A traditional loan won’t arrive in time. Instead, the founder uses a $30,000 MCA, agreeing to repay $36,000 via daily deductions from revenue.
The estimated boost in customer acquisition and long-term customer value more than offsets the financing cost.
It’s a good use case. The MCA funds a specific, high-return opportunity with relatively predictable payback.
Costs
MCA fees — “factor rates”— can be high. For instance, a factor rate of 1.2 on a $50,000 advance means the merchant owes $60,000 in total, regardless of the repayment period. A six-month payback can exceed 24% effective annual interest.
Still, Corbett said the MCA market for ecommerce has grown more competitive, and some providers now offer rates comparable to term loans, particularly for strong companies.
He advises merchants to shop around, avoid excessive origination fees, and never take an MCA with exorbitant effective interest.

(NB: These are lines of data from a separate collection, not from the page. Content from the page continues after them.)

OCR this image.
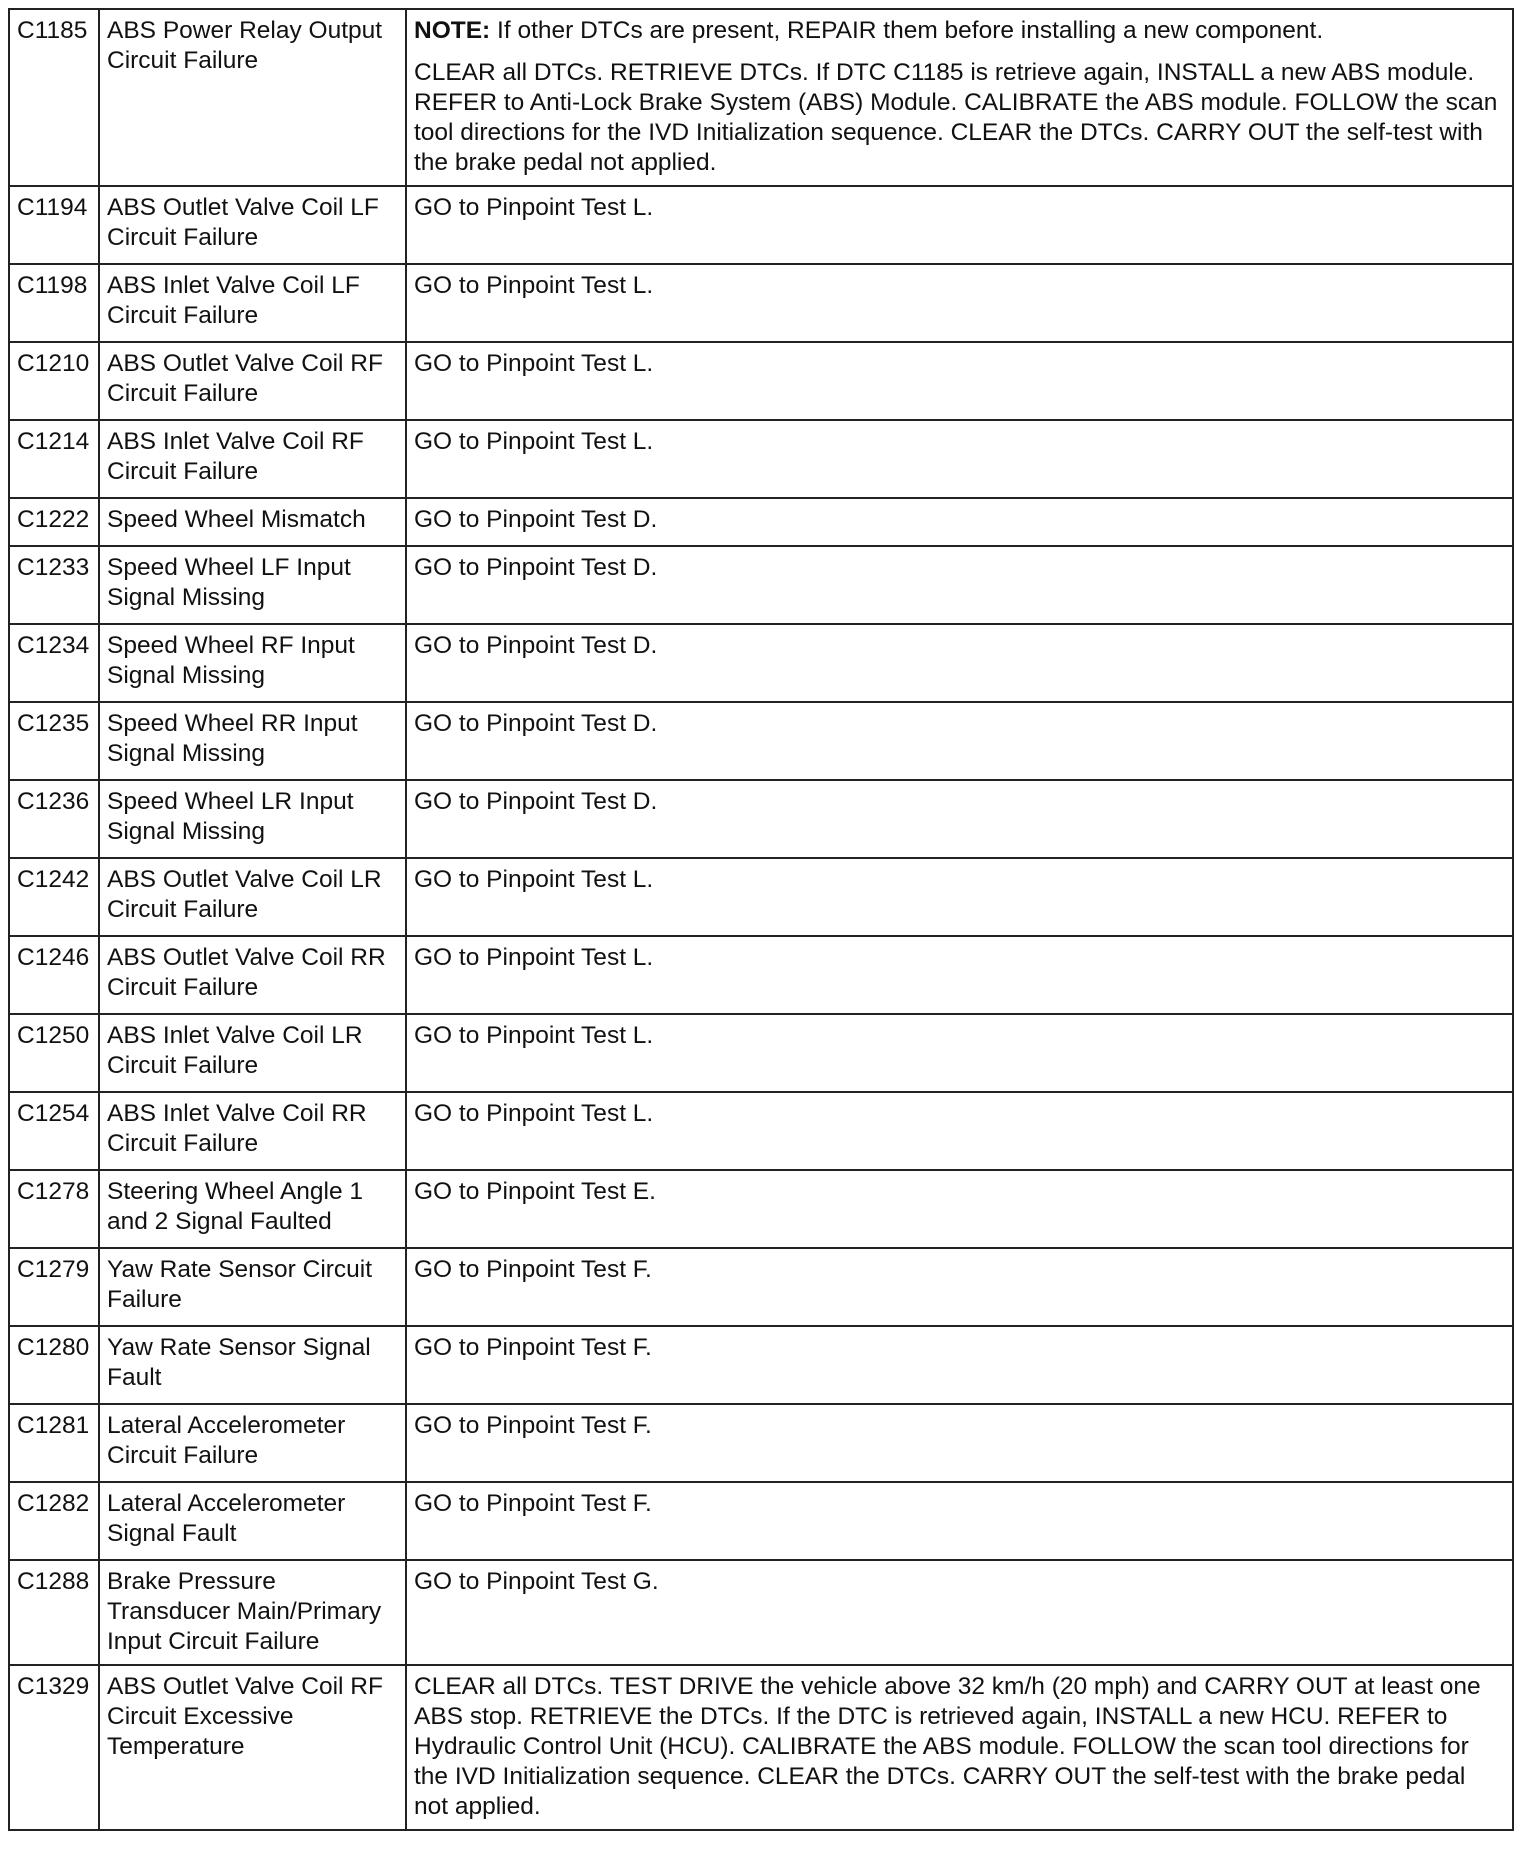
C1185	ABS Power Relay Output Circuit Failure	NOTE: If other DTCs are present, REPAIR them before installing a new component.
CLEAR all DTCs. RETRIEVE DTCs. If DTC C1185 is retrieve again, INSTALL a new ABS module. REFER to Anti-Lock Brake System (ABS) Module. CALIBRATE the ABS module. FOLLOW the scan tool directions for the IVD Initialization sequence. CLEAR the DTCs. CARRY OUT the self-test with the brake pedal not applied.

C1194	ABS Outlet Valve Coil LF Circuit Failure	GO to Pinpoint Test L.
C1198	ABS Inlet Valve Coil LF Circuit Failure	GO to Pinpoint Test L.
C1210	ABS Outlet Valve Coil RF Circuit Failure	GO to Pinpoint Test L.
C1214	ABS Inlet Valve Coil RF Circuit Failure	GO to Pinpoint Test L.
C1222	Speed Wheel Mismatch	GO to Pinpoint Test D.
C1233	Speed Wheel LF Input Signal Missing	GO to Pinpoint Test D.
C1234	Speed Wheel RF Input Signal Missing	GO to Pinpoint Test D.
C1235	Speed Wheel RR Input Signal Missing	GO to Pinpoint Test D.
C1236	Speed Wheel LR Input Signal Missing	GO to Pinpoint Test D.
C1242	ABS Outlet Valve Coil LR Circuit Failure	GO to Pinpoint Test L.
C1246	ABS Outlet Valve Coil RR Circuit Failure	GO to Pinpoint Test L.
C1250	ABS Inlet Valve Coil LR Circuit Failure	GO to Pinpoint Test L.
C1254	ABS Inlet Valve Coil RR Circuit Failure	GO to Pinpoint Test L.
C1278	Steering Wheel Angle 1 and 2 Signal Faulted	GO to Pinpoint Test E.
C1279	Yaw Rate Sensor Circuit Failure	GO to Pinpoint Test F.
C1280	Yaw Rate Sensor Signal Fault	GO to Pinpoint Test F.
C1281	Lateral Accelerometer Circuit Failure	GO to Pinpoint Test F.
C1282	Lateral Accelerometer Signal Fault	GO to Pinpoint Test F.
C1288	Brake Pressure Transducer Main/Primary Input Circuit Failure	GO to Pinpoint Test G.
C1329	ABS Outlet Valve Coil RF Circuit Excessive Temperature	CLEAR all DTCs. TEST DRIVE the vehicle above 32 km/h (20 mph) and CARRY OUT at least one ABS stop. RETRIEVE the DTCs. If the DTC is retrieved again, INSTALL a new HCU. REFER to Hydraulic Control Unit (HCU). CALIBRATE the ABS module. FOLLOW the scan tool directions for the IVD Initialization sequence. CLEAR the DTCs. CARRY OUT the self-test with the brake pedal not applied.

Fast money should not outweigh sound financial planning.
Dependency
MCAs can reduce cash flow before earnings materialize. Because repayments are tied to revenue, not profit, they can erode margins quickly.
Consider an ecommerce store with a 35% gross margin. If customer acquisition costs are 10%, payment processing fees are 2%, and the MCA repayment rate is 20%, the business retains just a 3% margin.
That razor-thin gross profit makes it difficult to self-fund growth or even cover operating expenses. The merchant may then rely on successive MCAs, falling into a cycle of borrowing.
Nonetheless, used strategically, MCAs can fund timely opportunities for growth. Thanks to Wayflyer, Shopify Capital, Stripe Capital, and similar firms, MCAs are increasingly common and beneficial.